Pemerintah Diminta Perhatikan Keberlangsungan Badan Usaha Hilir Migas
JAKARTA, iNews.id - Pemerintah diminta memerhatikan keberlangsungan usaha badan usaha hilir minyak dan gas bumi (migas). Hal ini seiring penurunan harga gas industri menjadi 6 dolar Amerika Serikat (AS) per MMBTU di tingkat konsumen.
Anggota Komisi VII Dewan Perwakilan Rakyat (DPR) Syaikhul Islam berharap, penurunan harga gas menjadi 6 dolar AS per MMBTU tidak tumpang tindih dengan aturan yang ada. Seperti diketahui, kebijakan penurunan harga gas tertuang dalam Peraturan Menteri Energi Sumber Daya Mineral (ESDM) Nomor 8 Tahun 2020 tentang Tata Cara Penetapan Pengguna dan Harga Gas Bumi Tertentu di Bidang Industri, Peraturan Menteri ESDM Nomor 10 Tahun 2020 tentang Perubahan Peraturan Menteri ESDM Nomor 45 Tahun 2017 tentang Pemanfaatan Gas Bumi untuk Pembangkit Tenaga Listrik (Plant Gate),
"Ada perundangan yang enggak boleh ditabrak, misal peran BPH Migas mengatur toll fee. Pak Menteri punya kebijakan mengatur biaya distribusi itu bagus, tapi jangan nabrak undang-undang," kata Syaikhul dalam RDP virtual, di Jakarta, Senin (4/5/2020).

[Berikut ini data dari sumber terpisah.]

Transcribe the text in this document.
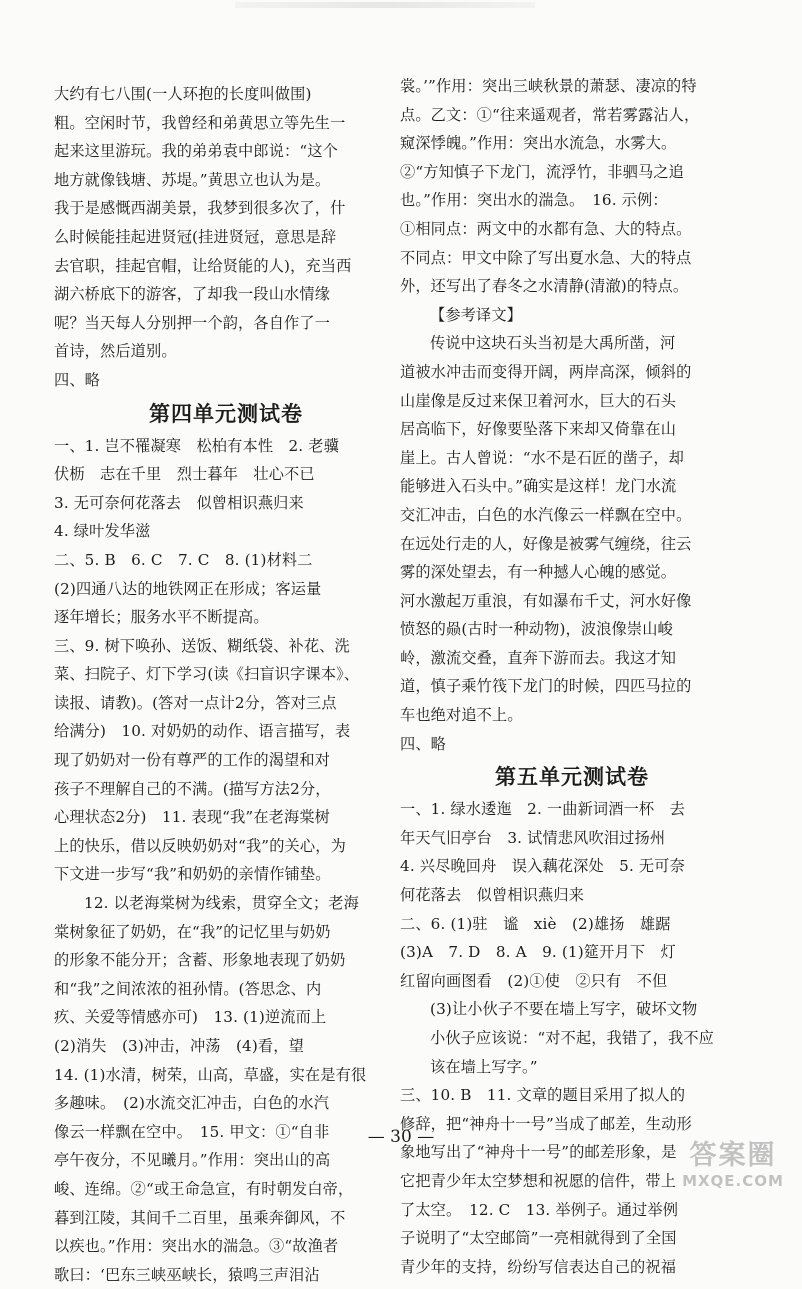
大约有七八围(一人环抱的长度叫做围)
粗。空闲时节，我曾经和弟黄思立等先生一
起来这里游玩。我的弟弟袁中郎说：“这个
地方就像钱塘、苏堤。”黄思立也认为是。
我于是感慨西湖美景，我梦到很多次了，什
么时候能挂起进贤冠(挂进贤冠，意思是辞
去官职，挂起官帽，让给贤能的人)，充当西
湖六桥底下的游客，了却我一段山水情缘
呢？当天每人分别押一个韵，各自作了一
首诗，然后道别。
四、略
第四单元测试卷
一、1. 岂不罹凝寒　松柏有本性　2. 老骥
伏枥　志在千里　烈士暮年　壮心不已
3. 无可奈何花落去　似曾相识燕归来
4. 绿叶发华滋
二、5. B　6. C　7. C　8. (1)材料二
(2)四通八达的地铁网正在形成；客运量
逐年增长；服务水平不断提高。
三、9. 树下唤孙、送饭、糊纸袋、补花、洗
菜、扫院子、灯下学习(读《扫盲识字课本》、
读报、请教)。(答对一点计2分，答对三点
给满分)　10. 对奶奶的动作、语言描写，表
现了奶奶对一份有尊严的工作的渴望和对
孩子不理解自己的不满。(描写方法2分，
心理状态2分)　11. 表现“我”在老海棠树
上的快乐，借以反映奶奶对“我”的关心，为
下文进一步写“我”和奶奶的亲情作铺垫。
12. 以老海棠树为线索，贯穿全文；老海
棠树象征了奶奶，在“我”的记忆里与奶奶
的形象不能分开；含蓄、形象地表现了奶奶
和“我”之间浓浓的祖孙情。(答思念、内
疚、关爱等情感亦可)　13. (1)逆流而上
(2)消失　(3)冲击，冲荡　(4)看，望
14. (1)水清，树荣，山高，草盛，实在是有很
多趣味。　(2)水流交汇冲击，白色的水汽
像云一样飘在空中。　15. 甲文：①“自非
亭午夜分，不见曦月。”作用：突出山的高
峻、连绵。②“或王命急宣，有时朝发白帝，
暮到江陵，其间千二百里，虽乘奔御风，不
以疾也。”作用：突出水的湍急。③“故渔者
歌曰：‘巴东三峡巫峡长，猿鸣三声泪沾
裳。’”作用：突出三峡秋景的萧瑟、凄凉的特
点。乙文：①“往来遥观者，常若雾露沾人，
窥深悸魄。”作用：突出水流急，水雾大。
②“方知慎子下龙门，流浮竹，非驷马之追
也。”作用：突出水的湍急。　16. 示例：
①相同点：两文中的水都有急、大的特点。
不同点：甲文中除了写出夏水急、大的特点
外，还写出了春冬之水清静(清澈)的特点。
【参考译文】
传说中这块石头当初是大禹所凿，河
道被水冲击而变得开阔，两岸高深，倾斜的
山崖像是反过来保卫着河水，巨大的石头
居高临下，好像要坠落下来却又倚靠在山
崖上。古人曾说：“水不是石匠的凿子，却
能够进入石头中。”确实是这样！龙门水流
交汇冲击，白色的水汽像云一样飘在空中。
在远处行走的人，好像是被雾气缠绕，往云
雾的深处望去，有一种撼人心魄的感觉。
河水激起万重浪，有如瀑布千丈，河水好像
愤怒的赑(古时一种动物)，波浪像崇山峻
岭，激流交叠，直奔下游而去。我这才知
道，慎子乘竹筏下龙门的时候，四匹马拉的
车也绝对追不上。
四、略
第五单元测试卷
一、1. 绿水逶迤　2. 一曲新词酒一杯　去
年天气旧亭台　3. 试情悲风吹泪过扬州
4. 兴尽晚回舟　误入藕花深处　5. 无可奈
何花落去　似曾相识燕归来
二、6. (1)驻　谧　xiè　(2)雄扬　雄踞
(3)A　7. D　8. A　9. (1)筵开月下　灯
红留向画图看　(2)①使　②只有　不但
(3)让小伙子不要在墙上写字，破坏文物
小伙子应该说：“对不起，我错了，我不应
该在墙上写字。”
三、10. B　11. 文章的题目采用了拟人的
修辞，把“神舟十一号”当成了邮差，生动形
象地写出了“神舟十一号”的邮差形象，是
它把青少年太空梦想和祝愿的信件，带上
了太空。　12. C　13. 举例子。通过举例
子说明了“太空邮筒”一亮相就得到了全国
青少年的支持，纷纷写信表达自己的祝福
— 30 —
答案圈
MXQE.COM
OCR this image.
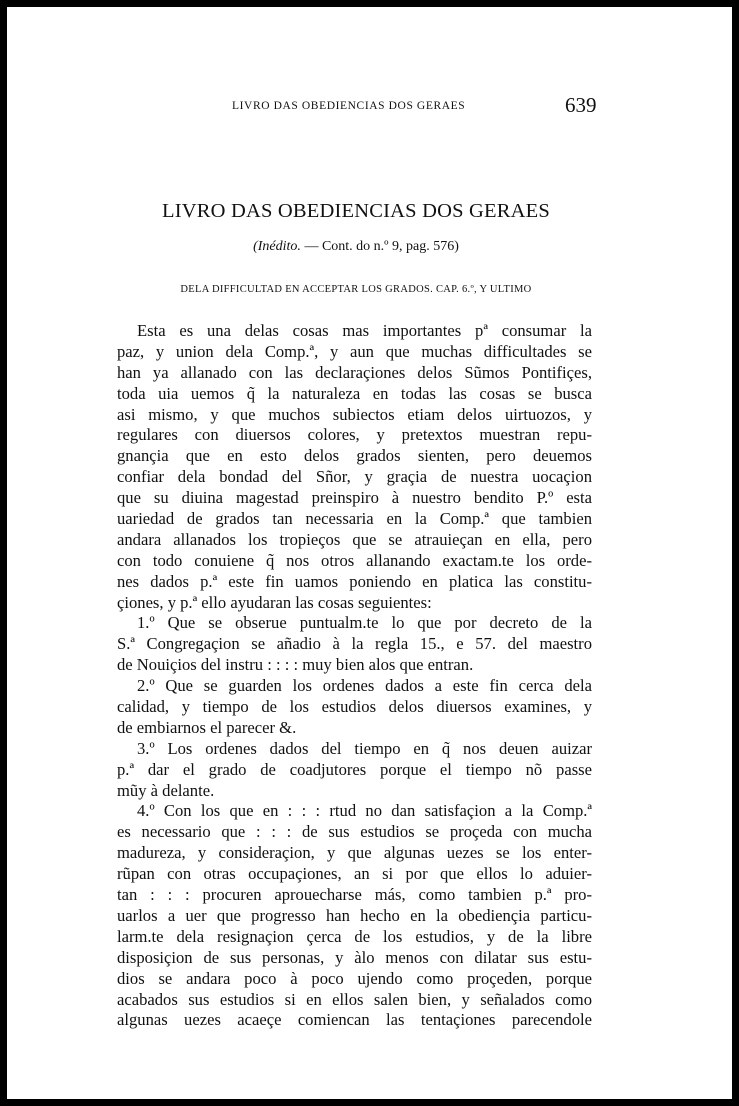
LIVRO DAS OBEDIENCIAS DOS GERAES	639
LIVRO DAS OBEDIENCIAS DOS GERAES
(Inédito. — Cont. do n.º 9, pag. 576)
DELA DIFFICULTAD EN ACCEPTAR LOS GRADOS. CAP. 6.º, Y ULTIMO
Esta es una delas cosas mas importantes pª consumar la
paz, y union dela Comp.ª, y aun que muchas difficultades se
han ya allanado con las declaraçiones delos Sũmos Pontifiçes,
toda uia uemos q̃ la naturaleza en todas las cosas se busca
asi mismo, y que muchos subiectos etiam delos uirtuozos, y
regulares con diuersos colores, y pretextos muestran repu-
gnançia que en esto delos grados sienten, pero deuemos
confiar dela bondad del Sñor, y graçia de nuestra uocaçion
que su diuina magestad preinspiro à nuestro bendito P.º esta
uariedad de grados tan necessaria en la Comp.ª que tambien
andara allanados los tropieços que se atrauieçan en ella, pero
con todo conuiene q̃ nos otros allanando exactam.te los orde-
nes dados p.ª este fin uamos poniendo en platica las constitu-
çiones, y p.ª ello ayudaran las cosas seguientes:
1.º Que se obserue puntualm.te lo que por decreto de la
S.ª Congregaçion se añadio à la regla 15., e 57. del maestro
de Nouiçios del instru : : : : muy bien alos que entran.
2.º Que se guarden los ordenes dados a este fin cerca dela
calidad, y tiempo de los estudios delos diuersos examines, y
de embiarnos el parecer &.
3.º Los ordenes dados del tiempo en q̃ nos deuen auizar
p.ª dar el grado de coadjutores porque el tiempo nõ passe
mũy à delante.
4.º Con los que en : : : rtud no dan satisfaçion a la Comp.ª
es necessario que : : : de sus estudios se proçeda con mucha
madureza, y consideraçion, y que algunas uezes se los enter-
rũpan con otras occupaçiones, an si por que ellos lo aduier-
tan : : : procuren aprouecharse más, como tambien p.ª pro-
uarlos a uer que progresso han hecho en la obediençia particu-
larm.te dela resignaçion çerca de los estudios, y de la libre
disposiçion de sus personas, y àlo menos con dilatar sus estu-
dios se andara poco à poco ujendo como proçeden, porque
acabados sus estudios si en ellos salen bien, y señalados como
algunas uezes acaeçe comiencan las tentaçiones parecendole
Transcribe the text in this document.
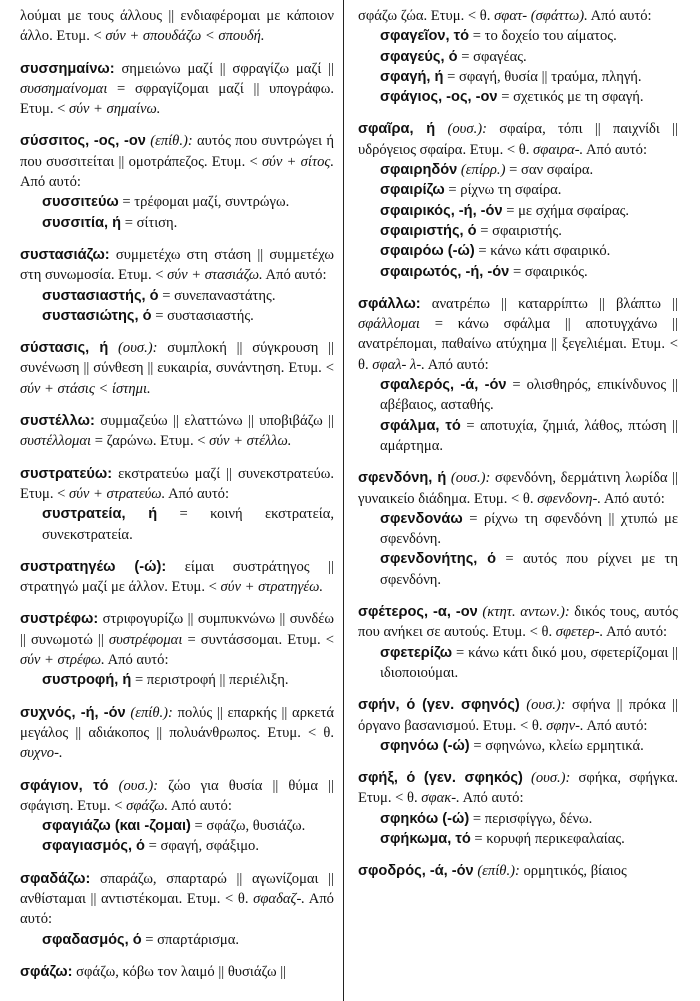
λούμαι με τους άλλους || ενδιαφέρομαι με κάποιον άλλο. Ετυμ. < σύν + σπουδάζω < σπουδή.

συσσημαίνω: σημειώνω μαζί || σφραγίζω μαζί || συσσημαίνομαι = σφραγίζομαι μαζί || υπογράφω. Ετυμ. < σύν + σημαίνω.

σύσσιτος, -ος, -ον (επίθ.): αυτός που συντρώγει ή που συσσιτείται || ομοτράπεζος. Ετυμ. < σύν + σίτος. Από αυτό:

συσσιτεύω = τρέφομαι μαζί, συντρώγω.

συσσιτία, ή = σίτιση.

συστασιάζω: συμμετέχω στη στάση || συμμετέχω στη συνωμοσία. Ετυμ. < σύν + στασιάζω. Από αυτό:

συστασιαστής, ό = συνεπαναστάτης.

συστασιώτης, ό = συστασιαστής.

σύστασις, ή (ουσ.): συμπλοκή || σύγκρουση || συνένωση || σύνθεση || ευκαιρία, συνάντηση. Ετυμ. < σύν + στάσις < ίστημι.

συστέλλω: συμμαζεύω || ελαττώνω || υποβιβάζω || συστέλλομαι = ζαρώνω. Ετυμ. < σύν + στέλλω.

συστρατεύω: εκστρατεύω μαζί || συνεκστρατεύω. Ετυμ. < σύν + στρατεύω. Από αυτό:

συστρατεία, ή = κοινή εκστρατεία, συνεκστρατεία.

συστρατηγέω (-ώ): είμαι συστράτηγος || στρατηγώ μαζί με άλλον. Ετυμ. < σύν + στρατηγέω.

συστρέφω: στριφογυρίζω || συμπυκνώνω || συνδέω || συνωμοτώ || συστρέφομαι = συντάσσομαι. Ετυμ. < σύν + στρέφω. Από αυτό:

συστροφή, ή = περιστροφή || περιέλιξη.

συχνός, -ή, -όν (επίθ.): πολύς || επαρκής || αρκετά μεγάλος || αδιάκοπος || πολυάνθρωπος. Ετυμ. < θ. συχνο-.

σφάγιον, τό (ουσ.): ζώο για θυσία || θύμα || σφάγιση. Ετυμ. < σφάζω. Από αυτό:

σφαγιάζω (και -ζομαι) = σφάζω, θυσιάζω.

σφαγιασμός, ό = σφαγή, σφάξιμο.

σφαδάζω: σπαράζω, σπαρταρώ || αγωνίζομαι || ανθίσταμαι || αντιστέκομαι. Ετυμ. < θ. σφαδαζ-. Από αυτό:

σφαδασμός, ό = σπαρτάρισμα.

σφάζω: σφάζω, κόβω τον λαιμό || θυσιάζω ||

σφάζω ζώα. Ετυμ. < θ. σφατ- (σφάττω). Από αυτό:

σφαγεῖον, τό = το δοχείο του αίματος.

σφαγεύς, ό = σφαγέας.

σφαγή, ή = σφαγή, θυσία || τραύμα, πληγή.

σφάγιος, -ος, -ον = σχετικός με τη σφαγή.

σφαῖρα, ή (ουσ.): σφαίρα, τόπι || παιχνίδι || υδρόγειος σφαίρα. Ετυμ. < θ. σφαιρα-. Από αυτό:

σφαιρηδόν (επίρρ.) = σαν σφαίρα.

σφαιρίζω = ρίχνω τη σφαίρα.

σφαιρικός, -ή, -όν = με σχήμα σφαίρας.

σφαιριστής, ό = σφαιριστής.

σφαιρόω (-ώ) = κάνω κάτι σφαιρικό.

σφαιρωτός, -ή, -όν = σφαιρικός.

σφάλλω: ανατρέπω || καταρρίπτω || βλάπτω || σφάλλομαι = κάνω σφάλμα || αποτυγχάνω || ανατρέπομαι, παθαίνω ατύχημα || ξεγελιέμαι. Ετυμ. < θ. σφαλ- λ-. Από αυτό:

σφαλερός, -ά, -όν = ολισθηρός, επικίνδυνος || αβέβαιος, ασταθής.

σφάλμα, τό = αποτυχία, ζημιά, λάθος, πτώση || αμάρτημα.

σφενδόνη, ή (ουσ.): σφενδόνη, δερμάτινη λωρίδα || γυναικείο διάδημα. Ετυμ. < θ. σφενδονη-. Από αυτό:

σφενδονάω = ρίχνω τη σφενδόνη || χτυπώ με σφενδόνη.

σφενδονήτης, ό = αυτός που ρίχνει με τη σφενδόνη.

σφέτερος, -α, -ον (κτητ. αντων.): δικός τους, αυτός που ανήκει σε αυτούς. Ετυμ. < θ. σφετερ-. Από αυτό:

σφετερίζω = κάνω κάτι δικό μου, σφετερίζομαι || ιδιοποιούμαι.

σφήν, ό (γεν. σφηνός) (ουσ.): σφήνα || πρόκα || όργανο βασανισμού. Ετυμ. < θ. σφην-. Από αυτό:

σφηνόω (-ώ) = σφηνώνω, κλείω ερμητικά.

σφήξ, ό (γεν. σφηκός) (ουσ.): σφήκα, σφήγκα. Ετυμ. < θ. σφακ-. Από αυτό:

σφηκόω (-ώ) = περισφίγγω, δένω.

σφήκωμα, τό = κορυφή περικεφαλαίας.

σφοδρός, -ά, -όν (επίθ.): ορμητικός, βίαιος
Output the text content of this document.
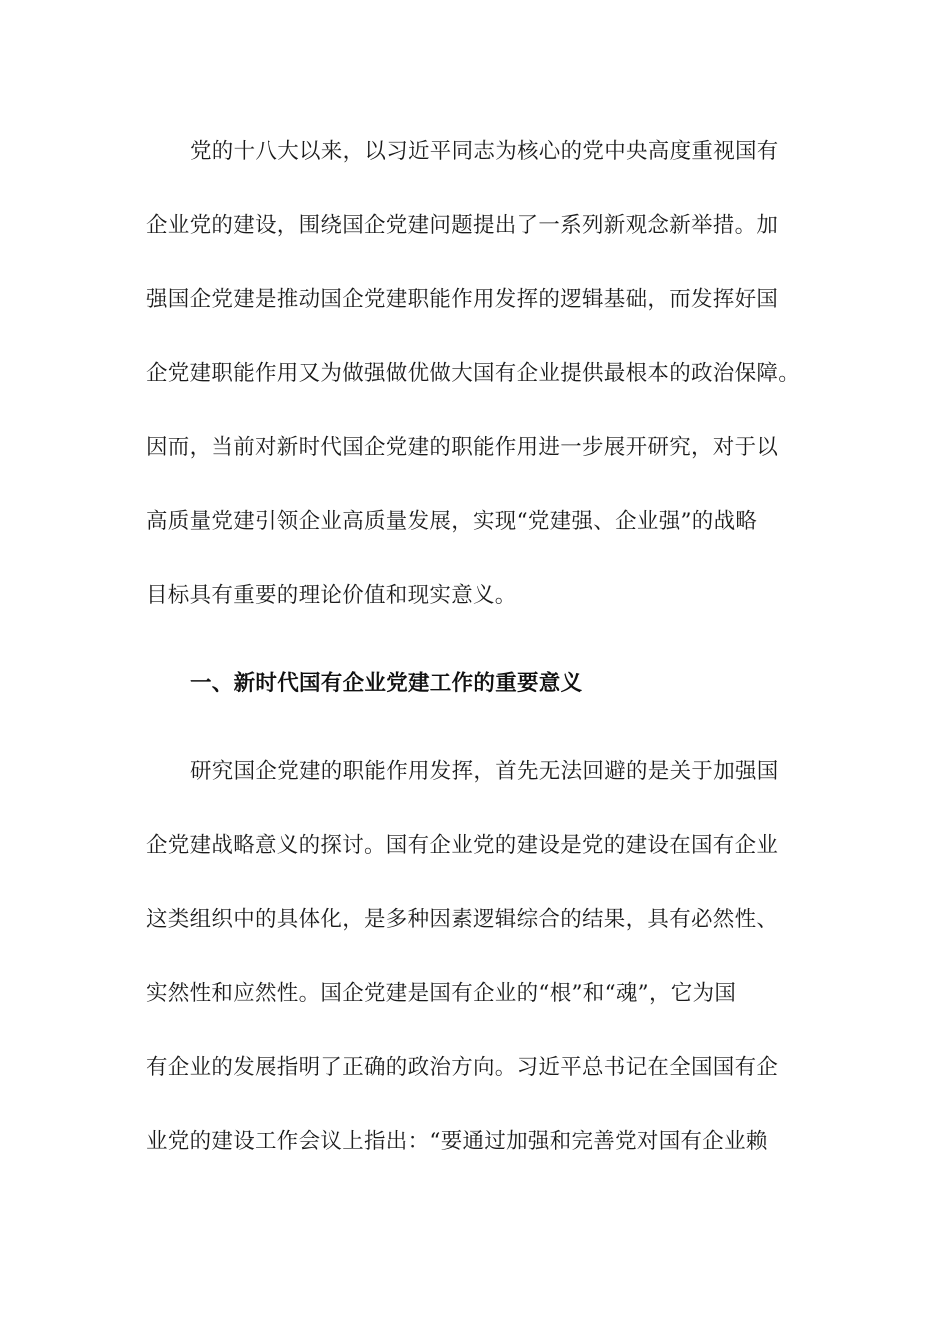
党的十八大以来，以习近平同志为核心的党中央高度重视国有
企业党的建设，围绕国企党建问题提出了一系列新观念新举措。加
强国企党建是推动国企党建职能作用发挥的逻辑基础，而发挥好国
企党建职能作用又为做强做优做大国有企业提供最根本的政治保障。
因而，当前对新时代国企党建的职能作用进一步展开研究，对于以
高质量党建引领企业高质量发展，实现“党建强、企业强”的战略
目标具有重要的理论价值和现实意义。
一、新时代国有企业党建工作的重要意义
研究国企党建的职能作用发挥，首先无法回避的是关于加强国
企党建战略意义的探讨。国有企业党的建设是党的建设在国有企业
这类组织中的具体化，是多种因素逻辑综合的结果，具有必然性、
实然性和应然性。国企党建是国有企业的“根”和“魂”，它为国
有企业的发展指明了正确的政治方向。习近平总书记在全国国有企
业党的建设工作会议上指出：“要通过加强和完善党对国有企业赖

Anggota Komisi VII DPR Andy Yulianti Paris pun mengingatkan pemerintah untuk berhati-hati dalam memberikan insentif penurunan harga gas industri. Sebab dia khawatir akan memberatkan negara seperti subsidi Bahan Bakar Minyak (BBM).
"Untuk gas Malaysia mengurangi subsidi, kok kita menambah subsidi ini berbahaya seperti BBM," tuturnya
Adapun, dalam kesimpulan agenda rapat tersebut, DPR mendesak Kementerian ESDM menyesuaikan harga gas industri sesuai dengan Perpres Nomor 40 Tahun 2016 yang pelaksanaannya dilakukan melalui penyesuaian harga gas hulu dengan pengurangan porsi pemerintah.
Selain itu, Komisi VII DPR dalam kesimpulan yang dibacakan Ketua Komisi VII Sugeng Suparwoto menyebutkan, penerapan harga gas juga perlu memerhatikan margin yang wajar bagi badan usaha hilir dan BUMN. "Mempertimbangkan keekonomian industri dan keberlangsungan usaha BUMN dan badan usaha hilir," kata Sugeng.